Though we think we are moving ahead in time, and we are always moving into the future, we underestimate the significance of our past, how influential our past is of the making of the present. We may be in many ways influenced by our past, or perhaps even moving into the past at times as is suggested by many authors in various poems. Gatsby himself has been greatly influenced by his past, his dreams and aspirations influenced by Daisy and his relationship with Daisy – the dream depicted in the form of green light at the end of the book as well. Hence, his ambitious dreams was not independent on its own, but influenced and challenged into creation by his encounters and interactions with Daisy and his desires to impress and get hold of her.

Step 8: Poem Analysis

‘Out, Out—’

BY ROBERT FROSTThe buzz saw snarled and rattled in the yard
And made dust and dropped stove-length sticks of wood,
Sweet-scented stuff when the breeze drew across it.
And from there those that lifted eyes could count
Five mountain ranges one behind the other
Under the sunset far into Vermont.
And the saw snarled and rattled, snarled and rattled,
As it ran light, or had to bear a load.
And nothing happened: day was all but done.
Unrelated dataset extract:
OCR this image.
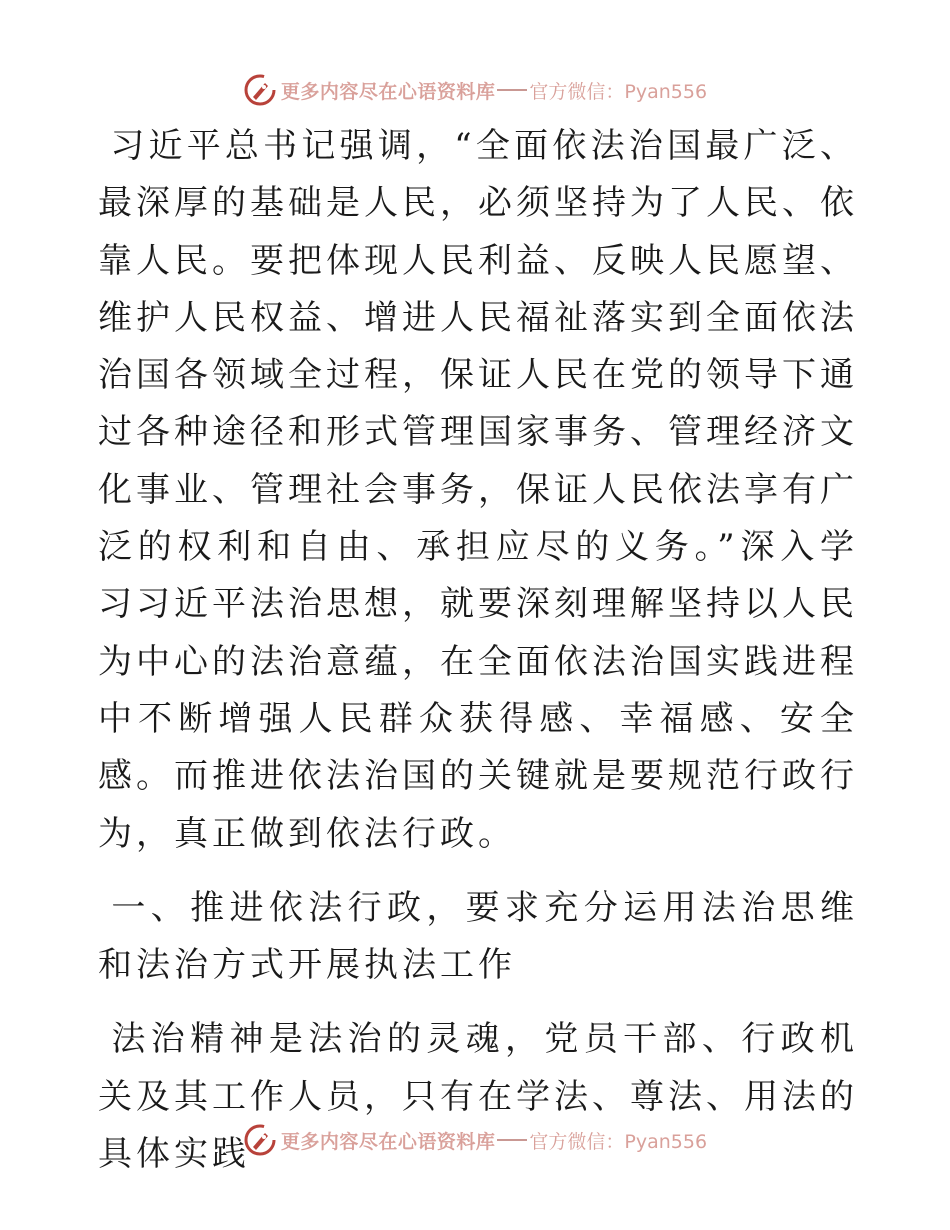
更多内容尽在心语资料库 官方微信：Pyan556

习近平总书记强调，“全面依法治国最广泛、最深厚的基础是人民，必须坚持为了人民、依靠人民。要把体现人民利益、反映人民愿望、维护人民权益、增进人民福祉落实到全面依法治国各领域全过程，保证人民在党的领导下通过各种途径和形式管理国家事务、管理经济文化事业、管理社会事务，保证人民依法享有广泛的权利和自由、承担应尽的义务。”深入学习习近平法治思想，就要深刻理解坚持以人民为中心的法治意蕴，在全面依法治国实践进程中不断增强人民群众获得感、幸福感、安全感。而推进依法治国的关键就是要规范行政行为，真正做到依法行政。

一、推进依法行政，要求充分运用法治思维和法治方式开展执法工作

法治精神是法治的灵魂，党员干部、行政机关及其工作人员，只有在学法、尊法、用法的具体实践	更多内容尽在心语资料库 官方微信：Pyan556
Call it a day, I wish they might have said
To please the boy by giving him the half hour
That a boy counts so much when saved from work.
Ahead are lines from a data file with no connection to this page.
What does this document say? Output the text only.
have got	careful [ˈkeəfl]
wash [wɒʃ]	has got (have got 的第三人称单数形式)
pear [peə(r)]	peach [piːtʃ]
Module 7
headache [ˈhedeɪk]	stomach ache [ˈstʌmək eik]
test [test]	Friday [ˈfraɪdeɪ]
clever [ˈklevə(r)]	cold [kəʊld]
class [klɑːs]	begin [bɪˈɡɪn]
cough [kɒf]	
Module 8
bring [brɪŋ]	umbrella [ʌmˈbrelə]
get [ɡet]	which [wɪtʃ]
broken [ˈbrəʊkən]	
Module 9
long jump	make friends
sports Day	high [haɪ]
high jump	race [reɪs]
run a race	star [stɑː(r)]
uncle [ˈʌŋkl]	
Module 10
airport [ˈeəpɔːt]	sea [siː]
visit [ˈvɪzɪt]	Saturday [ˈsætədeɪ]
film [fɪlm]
His sister stood beside him in her apron
To tell them ‘Supper.’ At the word, the saw,
As if to prove saws knew what supper meant,
Leaped out at the boy’s hand, or seemed to leap—
He must have given the hand. However it was, 
Neither refused the meeting. But the hand!
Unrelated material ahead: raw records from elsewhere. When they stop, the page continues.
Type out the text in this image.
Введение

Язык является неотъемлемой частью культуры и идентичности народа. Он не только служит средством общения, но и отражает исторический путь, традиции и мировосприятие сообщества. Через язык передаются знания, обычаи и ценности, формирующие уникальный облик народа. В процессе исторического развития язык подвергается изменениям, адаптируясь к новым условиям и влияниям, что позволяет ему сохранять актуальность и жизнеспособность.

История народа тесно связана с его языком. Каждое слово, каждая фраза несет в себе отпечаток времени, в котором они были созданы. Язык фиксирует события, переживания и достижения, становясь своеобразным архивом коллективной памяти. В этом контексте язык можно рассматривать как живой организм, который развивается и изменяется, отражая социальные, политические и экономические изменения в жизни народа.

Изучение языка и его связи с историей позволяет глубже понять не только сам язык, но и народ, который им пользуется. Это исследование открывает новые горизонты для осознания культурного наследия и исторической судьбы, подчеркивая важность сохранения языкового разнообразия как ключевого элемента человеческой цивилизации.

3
The boy’s first outcry was a rueful laugh,
As he swung toward them holding up the hand
Half in appeal, but half as if to keep
The life from spilling. Then the boy saw all—
Since he was old enough to know, big boy
Doing a man’s work, though a child at heart— 
He saw all spoiled. ‘Don’t let him cut my hand off—
The doctor, when he comes. Don’t let him, sister!’
So. But the hand was gone already.
The doctor put him in the dark of ether.
He lay and puffed his lips out with his breath.
And then—the watcher at his pulse took fright.
No one believed. They listened at his heart.
Little—less—nothing!—and that ended it. 
No more to build on there. And they, since they
Were not the one dead, turned to their affairs.

Out, Out is a poem by Robert Frost with historical, religious and literary allusion to it. The title, Out Out has been inspired by the line in Macbeth where the blowing out candle is portrayed as a metaphor of life going out. Hence is portrayed the ephemeral nature of life. Also, there is the religious allusion of the last supper, suggesting the irony of the sister calling out for supper would have been in retrospect the last supper the boy would have had. And lastly, but most importantly, the poem is a historical allusion to World War II where many of the young men of United States had to enlist in the army while grandeur and honor of fighting in the war were upheld as virtuous and courageous values among young men. The tragedy of war in the deaths of many young men, and the reality of adults turning their heads away from the scene would have been central themes that Frost would have wanted to portray in Out, Out.